Inhibitory impacts of chemically modified tetracycline-3 and underlying mechanism in human cervical cancer cells

Abstract

Chemically modified tetracyclines (CMTs) have been rationally designed from tetracyclines. The CMTs that show the antimicrobial properties are eliminated, whereas matrix metalloproteinase inhibitory properties are retained. Interestingly, CMT-3 (COL-3, by eliminating the dimethylamino, methyl, and hydroxyl functionalities on the basic tetracycline structure), one of the CMTs, has shown strong anticancer activity. In this study, we found that CMT-3 showed dose-dependent and time-dependent cytotoxicity in HeLa and Siha cells, two human cervical cancer cell lines. HeLa cells were more sensitive to CMT-3 compared with Siha cells. The antiproliferation potential of CMT-3 was associated with the mitochondrial apoptosis pathway, increasing reactive oxygen species level, and proapoptosis protein (e.g. caspase-3) expression, but decreasing antiapoptosis protein expression (e.g. Bcl-2).

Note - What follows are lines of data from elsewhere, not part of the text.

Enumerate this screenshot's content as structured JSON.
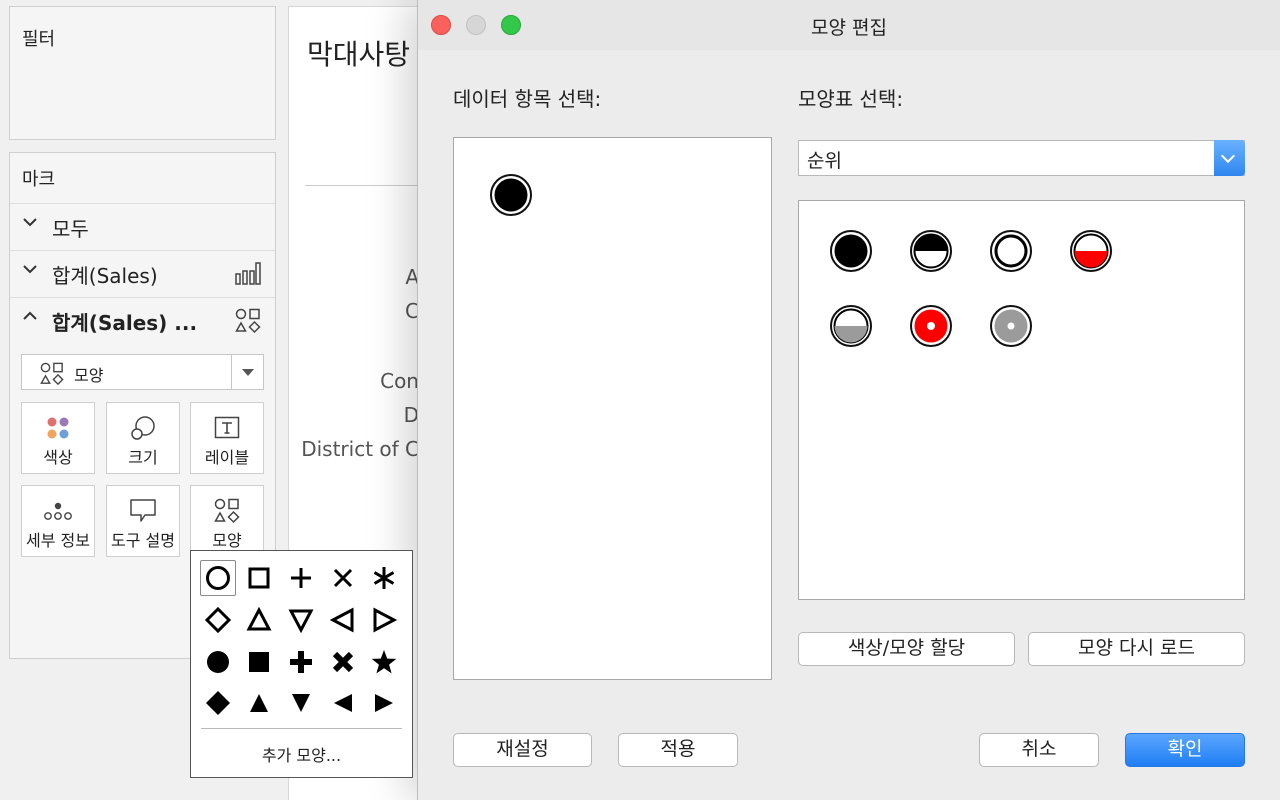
{
  "filters": {
    "title": "필터"
  },
  "marks": {
    "title": "마크",
    "rows": [
      {
        "label": "모두",
        "chevron": "chevron-down-icon"
      },
      {
        "label": "합계(Sales)",
        "chevron": "chevron-down-icon",
        "icon": "bar-chart-icon"
      },
      {
        "label": "합계(Sales) ...",
        "chevron": "chevron-up-icon",
        "icon": "shapes-icon"
      }
    ],
    "mark_type": {
      "label": "모양",
      "icon": "shapes-icon"
    },
    "cards": [
      "색상",
      "크기",
      "레이블",
      "세부 정보",
      "도구 설명",
      "모양"
    ]
  },
  "sheet": {
    "title": "막대사탕",
    "row_labels": [
      "A",
      "C",
      "Con",
      "D",
      "District of C"
    ]
  },
  "shape_popup": {
    "shapes": [
      "circle-outline",
      "square-outline",
      "plus",
      "cross",
      "asterisk",
      "diamond-outline",
      "triangle-up-outline",
      "triangle-down-outline",
      "triangle-left-outline",
      "triangle-right-outline",
      "circle-filled",
      "square-filled",
      "plus-filled",
      "cross-filled",
      "star-filled",
      "diamond-filled",
      "triangle-up-filled",
      "triangle-down-filled",
      "triangle-left-filled",
      "triangle-right-filled"
    ],
    "selected": "circle-outline",
    "more_label": "추가 모양..."
  },
  "dialog": {
    "title": "모양 편집",
    "data_item_label": "데이터 항목 선택:",
    "palette_label": "모양표 선택:",
    "palette_selected": "순위",
    "assign_button": "색상/모양 할당",
    "reload_button": "모양 다시 로드",
    "reset_button": "재설정",
    "apply_button": "적용",
    "cancel_button": "취소",
    "ok_button": "확인",
    "palette_shapes": [
      "rank-black-filled",
      "rank-half-black",
      "rank-ring",
      "rank-half-red",
      "rank-half-gray",
      "rank-red-dot",
      "rank-gray-dot"
    ],
    "colors": {
      "red": "#ff0000",
      "gray": "#9b9b9b",
      "accent": "#2f86f0"
    }
  }
}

N-acetylcysteine (a reactive oxygen species inhibitor) and Z-LEHD-FMK significantly reduced or blocked the apoptosis event resulting from cytotoxic effect of CMT-3. CMT-3 also induced G0/G1 phase arrest with the reduction of cell cycle regulatory protein cyclin E and the translocation of NF-κB from the cytoplasm to the nucleus. Our findings provide the important foundation for further investigation of the underlying mechanism for the anticancer activity of CMT-3 and the potential application of CMT-3 as a new therapeutic candidate for clinical cervical cancer therapy.